KK: Where do you see emergency medicine in the future?
GH: We are going to have to evaluate the medical educational system. Many countries in the world do not send you for four years to get a degree before you start your medical training. What role will [physician assistants, nurse practitioners, emergency medical technicians,] etc.] play, and how should we guide this? I see emergency physicians of the future being more involved in thinking and providing opinions than just sewing up wounds. For example, physicians don’t need to repair most lacerations. The business world and consumers will continue to pose questions of value that we must be prepared to answer.
KK: Any words of wisdom for younger emergency physicians for a successful and fulfilling career?
GH: The best way that the young physician coming up can handle burnout is to like what you do for a living. I love my work and always have.

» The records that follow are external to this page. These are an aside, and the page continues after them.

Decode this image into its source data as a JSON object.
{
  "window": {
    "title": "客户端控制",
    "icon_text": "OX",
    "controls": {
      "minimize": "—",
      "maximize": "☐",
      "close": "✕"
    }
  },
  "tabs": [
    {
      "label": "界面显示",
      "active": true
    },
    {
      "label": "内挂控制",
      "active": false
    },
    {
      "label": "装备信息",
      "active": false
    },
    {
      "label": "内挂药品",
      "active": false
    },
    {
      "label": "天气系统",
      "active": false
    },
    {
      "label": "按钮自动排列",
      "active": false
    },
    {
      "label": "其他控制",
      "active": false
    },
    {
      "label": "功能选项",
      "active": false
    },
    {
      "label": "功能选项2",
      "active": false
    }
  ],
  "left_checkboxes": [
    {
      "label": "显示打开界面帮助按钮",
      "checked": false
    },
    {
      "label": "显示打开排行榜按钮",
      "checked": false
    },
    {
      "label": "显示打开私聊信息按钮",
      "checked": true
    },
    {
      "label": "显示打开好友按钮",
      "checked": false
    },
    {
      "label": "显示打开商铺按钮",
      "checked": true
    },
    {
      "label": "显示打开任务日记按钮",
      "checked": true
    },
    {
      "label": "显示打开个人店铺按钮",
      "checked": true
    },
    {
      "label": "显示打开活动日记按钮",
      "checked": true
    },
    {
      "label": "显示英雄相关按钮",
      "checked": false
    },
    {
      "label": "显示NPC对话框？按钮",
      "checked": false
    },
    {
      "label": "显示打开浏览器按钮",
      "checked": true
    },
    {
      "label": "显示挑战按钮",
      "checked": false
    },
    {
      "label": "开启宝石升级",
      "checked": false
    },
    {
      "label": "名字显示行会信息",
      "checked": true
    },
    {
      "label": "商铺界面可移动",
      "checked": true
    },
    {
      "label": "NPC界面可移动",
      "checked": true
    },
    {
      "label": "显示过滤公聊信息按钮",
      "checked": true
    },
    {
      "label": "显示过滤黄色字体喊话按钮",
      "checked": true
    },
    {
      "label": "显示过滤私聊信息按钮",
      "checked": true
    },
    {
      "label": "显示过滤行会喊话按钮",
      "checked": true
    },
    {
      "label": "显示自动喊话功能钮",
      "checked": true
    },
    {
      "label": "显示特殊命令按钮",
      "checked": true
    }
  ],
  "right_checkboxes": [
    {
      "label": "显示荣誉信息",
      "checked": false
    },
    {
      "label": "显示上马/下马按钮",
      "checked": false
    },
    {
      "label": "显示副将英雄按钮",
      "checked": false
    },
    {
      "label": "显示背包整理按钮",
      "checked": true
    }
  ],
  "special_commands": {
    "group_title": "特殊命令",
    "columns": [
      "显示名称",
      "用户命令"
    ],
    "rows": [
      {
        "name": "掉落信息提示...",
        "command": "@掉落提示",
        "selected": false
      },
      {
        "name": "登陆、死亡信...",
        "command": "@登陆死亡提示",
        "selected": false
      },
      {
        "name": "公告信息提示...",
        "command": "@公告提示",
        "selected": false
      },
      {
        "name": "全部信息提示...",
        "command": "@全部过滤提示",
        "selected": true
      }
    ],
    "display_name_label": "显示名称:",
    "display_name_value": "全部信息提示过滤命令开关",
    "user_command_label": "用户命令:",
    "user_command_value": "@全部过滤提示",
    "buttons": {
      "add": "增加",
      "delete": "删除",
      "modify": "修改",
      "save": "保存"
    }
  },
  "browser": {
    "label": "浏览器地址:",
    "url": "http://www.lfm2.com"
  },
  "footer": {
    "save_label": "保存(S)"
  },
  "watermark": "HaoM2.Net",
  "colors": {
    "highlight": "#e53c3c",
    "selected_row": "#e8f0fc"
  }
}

I think we need to start programming and help our young docs program themselves to have a logical progression of their career. You start out on midnights wrestling intoxicated patients. You may end up running a telemedicine service that covers half the state of Montana. The way we fight burnout and this feeling that we’re not accomplishing anything is to always have another goal, something we’re going to do to expand and revitalize our careers.
KK: Greg, any final thoughts?
GH: Well, I go back a long time. As you remember, I took care of Lincoln and that didn’t go well. If we become entrenched in how we do things without looking ahead to ask new questions, and we can’t define the goal as improving health care, then we’re on a road to nowhere. If we continuously look at what actually makes a difference in how patients turn out, then we’re going to be where we need to be to have both the American people and the house of medicine on our side.